According to Nutrition and You, cilantro has many health benefits including:
- Cilantro herb contains no cholesterol; but is rich in anti-oxidants and dietary fiber which help reduce LDL or "bad cholesterol" while increasing HDL or "good cholesterol" levels.
- The leaves and seeds contain many essential volatile oils.
- The herb is a good source of minerals like potassium, calcium, manganese, iron, and magnesium. Potassium in an important component of cell and body fluids that helps control heart rate and blood pressure. Iron is essential for red blood cell production. Manganese is used by the body as a co-factor for the antioxidant enzyme superoxide dismutase.
- It is also rich in many vital vitamins including folic-acid, riboflavin, niacin, vitamin-A, beta carotene, vitamin-C that are essential for optimum health. Vitamin-C is a powerful natural antioxidant. Cilantro leaves provides 30% of daily recommended levels of vitamin-C.
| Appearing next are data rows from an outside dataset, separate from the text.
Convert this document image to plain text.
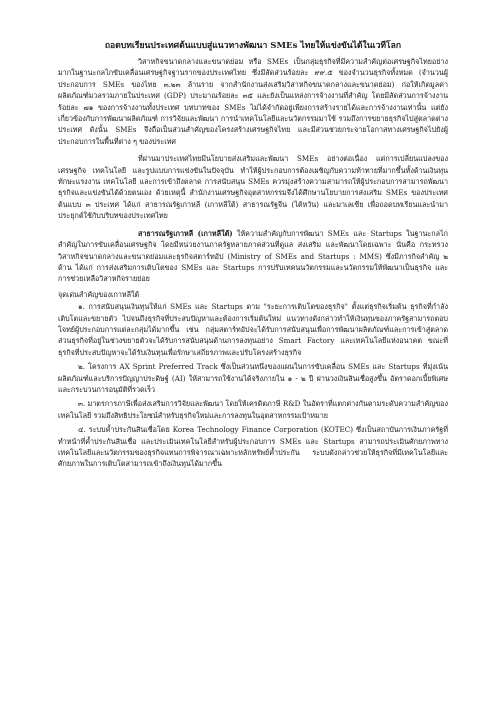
ถอดบทเรียนประเทศต้นแบบสู่แนวทางพัฒนา SMEs ไทยให้แข่งขันได้ในเวทีโลก

วิสาหกิจขนาดกลางและขนาดย่อม หรือ SMEs เป็นกลุ่มธุรกิจที่มีความสำคัญต่อเศรษฐกิจไทยอย่างมากในฐานะกลไกขับเคลื่อนเศรษฐกิจฐานรากของประเทศไทย ซึ่งมีสัดส่วนร้อยละ ๙๙.๕ ของจำนวนธุรกิจทั้งหมด (จำนวนผู้ประกอบการ SMEs ของไทย ๓.๒๓ ล้านราย จากสำนักงานส่งเสริมวิสาหกิจขนาดกลางและขนาดย่อม) ก่อให้เกิดมูลค่าผลิตภัณฑ์มวลรวมภายในประเทศ (GDP) ประมาณร้อยละ ๓๕ และยังเป็นแหล่งการจ้างงานที่สำคัญ โดยมีสัดส่วนการจ้างงานร้อยละ ๗๑ ของการจ้างงานทั้งประเทศ บทบาทของ SMEs ไม่ได้จำกัดอยู่เพียงการสร้างรายได้และการจ้างงานเท่านั้น แต่ยังเกี่ยวข้องกับการพัฒนาผลิตภัณฑ์ การวิจัยและพัฒนา การนำเทคโนโลยีและนวัตกรรมมาใช้ รวมถึงการขยายธุรกิจไปสู่ตลาดต่างประเทศ ดังนั้น SMEs จึงถือเป็นส่วนสำคัญของโครงสร้างเศรษฐกิจไทย และมีส่วนช่วยกระจายโอกาสทางเศรษฐกิจไปยังผู้ประกอบการในพื้นที่ต่าง ๆ ของประเทศ

ที่ผ่านมาประเทศไทยมีนโยบายส่งเสริมและพัฒนา SMEs อย่างต่อเนื่อง แต่การเปลี่ยนแปลงของเศรษฐกิจ เทคโนโลยี และรูปแบบการแข่งขันในปัจจุบัน ทำให้ผู้ประกอบการต้องเผชิญกับความท้าทายที่มากขึ้นทั้งด้านเงินทุน ทักษะแรงงาน เทคโนโลยี และการเข้าถึงตลาด การสนับสนุน SMEs ควรมุ่งสร้างความสามารถให้ผู้ประกอบการสามารถพัฒนาธุรกิจและแข่งขันได้ด้วยตนเอง ด้วยเหตุนี้ สำนักงานเศรษฐกิจอุตสาหกรรมจึงได้ศึกษานโยบายการส่งเสริม SMEs ของประเทศต้นแบบ ๓ ประเทศ ได้แก่ สาธารณรัฐเกาหลี (เกาหลีใต้) สาธารณรัฐจีน (ไต้หวัน) และมาเลเซีย เพื่อถอดบทเรียนและนำมาประยุกต์ใช้กับบริบทของประเทศไทย

สาธารณรัฐเกาหลี (เกาหลีใต้) ให้ความสำคัญกับการพัฒนา SMEs และ Startups ในฐานะกลไกสำคัญในการขับเคลื่อนเศรษฐกิจ โดยมีหน่วยงานภาครัฐหลายภาคส่วนที่ดูแล ส่งเสริม และพัฒนาโดยเฉพาะ นั่นคือ กระทรวงวิสาหกิจขนาดกลางและขนาดย่อมและธุรกิจสตาร์ทอัป (Ministry of SMEs and Startups : MMS) ซึ่งมีภารกิจสำคัญ ๒ ด้าน ได้แก่ การส่งเสริมการเติบโตของ SMEs และ Startups การปรับเทคนนวัตกรรมและนวัตกรรมให้พัฒนาเป็นธุรกิจ และการช่วยเหลือวิสาหกิจรายย่อย

จุดเด่นสำคัญของเกาหลีใต้

๑. การสนับสนุนเงินทุนให้แก่ SMEs และ Startups ตาม "ระยะการเติบโตของธุรกิจ" ตั้งแต่ธุรกิจเริ่มต้น ธุรกิจที่กำลังเติบโตและขยายตัว ไปจนถึงธุรกิจที่ประสบปัญหาและต้องการเริ่มต้นใหม่ แนวทางดังกล่าวทำให้เงินทุนของภาครัฐสามารถตอบโจทย์ผู้ประกอบการแต่ละกลุ่มได้มากขึ้น เช่น กลุ่มสตาร์ทอัปจะได้รับการสนับสนุนเพื่อการพัฒนาผลิตภัณฑ์และการเข้าสู่ตลาด ส่วนธุรกิจที่อยู่ในช่วงขยายตัวจะได้รับการสนับสนุนด้านการลงทุนอย่าง Smart Factory และเทคโนโลยีแห่งอนาคต ขณะที่ธุรกิจที่ประสบปัญหาจะได้รับเงินทุนเพื่อรักษาเสถียรภาพและปรับโครงสร้างธุรกิจ

๒. โครงการ AX Sprint Preferred Track ซึ่งเป็นส่วนหนึ่งของแผนในการขับเคลื่อน SMEs และ Startups ที่มุ่งเน้นผลิตภัณฑ์และบริการปัญญาประดิษฐ์ (AI) ให้สามารถใช้งานได้จริงภายใน ๑ - ๒ ปี ผ่านวงเงินสินเชื่อสูงขึ้น อัตราดอกเบี้ยพิเศษ และกระบวนการอนุมัติที่รวดเร็ว

๓. มาตรการภาษีเพื่อส่งเสริมการวิจัยและพัฒนา โดยให้เครดิตภาษี R&D ในอัตราที่แตกต่างกันตามระดับความสำคัญของเทคโนโลยี รวมถึงสิทธิประโยชน์สำหรับธุรกิจใหม่และการลงทุนในอุตสาหกรรมเป้าหมาย

๔. ระบบค้ำประกันสินเชื่อโดย Korea Technology Finance Corporation (KOTEC) ซึ่งเป็นสถาบันการเงินภาครัฐที่ทำหน้าที่ค้ำประกันสินเชื่อ และประเมินเทคโนโลยีสำหรับผู้ประกอบการ SMEs และ Startups สามารถประเมินศักยภาพทางเทคโนโลยีและนวัตกรรมของธุรกิจแทนการพิจารณาเฉพาะหลักทรัพย์ค้ำประกัน ระบบดังกล่าวช่วยให้ธุรกิจที่มีเทคโนโลยีและศักยภาพในการเติบโตสามารถเข้าถึงเงินทุนได้มากขึ้น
- It provides 6748 IU of vitamin-A per 100 g, about 225% of recommended daily intake. Vitamin-A, an important fat soluble vitamin and anti-oxidant, is also required for maintaining healthy mucus membranes and skin and is also essential for vision. Consumption of natural foods rich in vitamin-A and flavonoids (carotenes) helps body protect from lung and oral cavity cancers.
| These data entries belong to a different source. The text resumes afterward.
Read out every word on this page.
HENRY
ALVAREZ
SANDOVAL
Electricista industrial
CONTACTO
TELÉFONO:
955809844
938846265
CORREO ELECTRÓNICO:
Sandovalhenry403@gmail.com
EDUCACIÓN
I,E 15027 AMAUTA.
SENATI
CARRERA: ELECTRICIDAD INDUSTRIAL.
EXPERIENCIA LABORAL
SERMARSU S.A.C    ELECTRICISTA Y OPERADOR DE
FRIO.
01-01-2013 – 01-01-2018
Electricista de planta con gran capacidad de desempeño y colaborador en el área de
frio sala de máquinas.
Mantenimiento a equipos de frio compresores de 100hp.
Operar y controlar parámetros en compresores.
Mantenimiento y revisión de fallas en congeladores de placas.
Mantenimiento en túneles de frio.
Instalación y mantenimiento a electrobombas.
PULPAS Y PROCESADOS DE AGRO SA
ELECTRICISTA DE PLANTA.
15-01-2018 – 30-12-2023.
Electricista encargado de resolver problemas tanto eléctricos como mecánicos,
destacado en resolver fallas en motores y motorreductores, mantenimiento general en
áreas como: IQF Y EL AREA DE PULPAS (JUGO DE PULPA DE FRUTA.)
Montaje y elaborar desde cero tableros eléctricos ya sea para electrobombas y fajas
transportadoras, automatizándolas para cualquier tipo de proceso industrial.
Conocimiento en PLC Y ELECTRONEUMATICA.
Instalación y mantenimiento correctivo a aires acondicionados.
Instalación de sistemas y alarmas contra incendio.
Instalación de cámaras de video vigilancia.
- Cilantro is one of the richest herbal sources for vitamin K. Vitamin-K has potential role in bone mass building by promoting osteotrophic activity in the bones. It also has established role in the treatment of Alzheimer's disease patients by limiting neuronal damage in their brain.
- The coriander seeds oil have found application in many traditional medicines as analgesic, aphrodisiac, anti-spasmodic, deodorant, digestive, carminative, fungicidal, lipolytic (weight loss), stimulant and stomachic.
Ok, I'm done with the history lesson on cilantro now! :) But really, this dish was delicious and extremely light and flavorful.
4 Chicken Thighs, skin removed
2 tbsp. Canola Oil
1 c. White Wine (I used Pinot Grigio)
3 tbsp. Fresh Cilantro, chopped
1 Lime, zest and juice
1 tsp. Garlic Powder
1 c. Low-Sodium Chicken Broth
2 tbsp. Cornstarch + 2 tbsp. Cold Water, to thicken sauce
Heat a Dutch oven or large saucepan over medium heat and add the oil. Add the chicken and lightly brown on both sides (approx. 15 minutes). Add the wine, cilantro, lime zest and juice, garlic powder and chicken broth. Bring to a boil, cover, reduce heat then let simmer for 45-50 minutes. Remove the chicken and set aside. Thicken the sauce with the cornstarch and water then add back in the chicken and simmer for another 5 minutes. Garnish with parsley. Serves 4.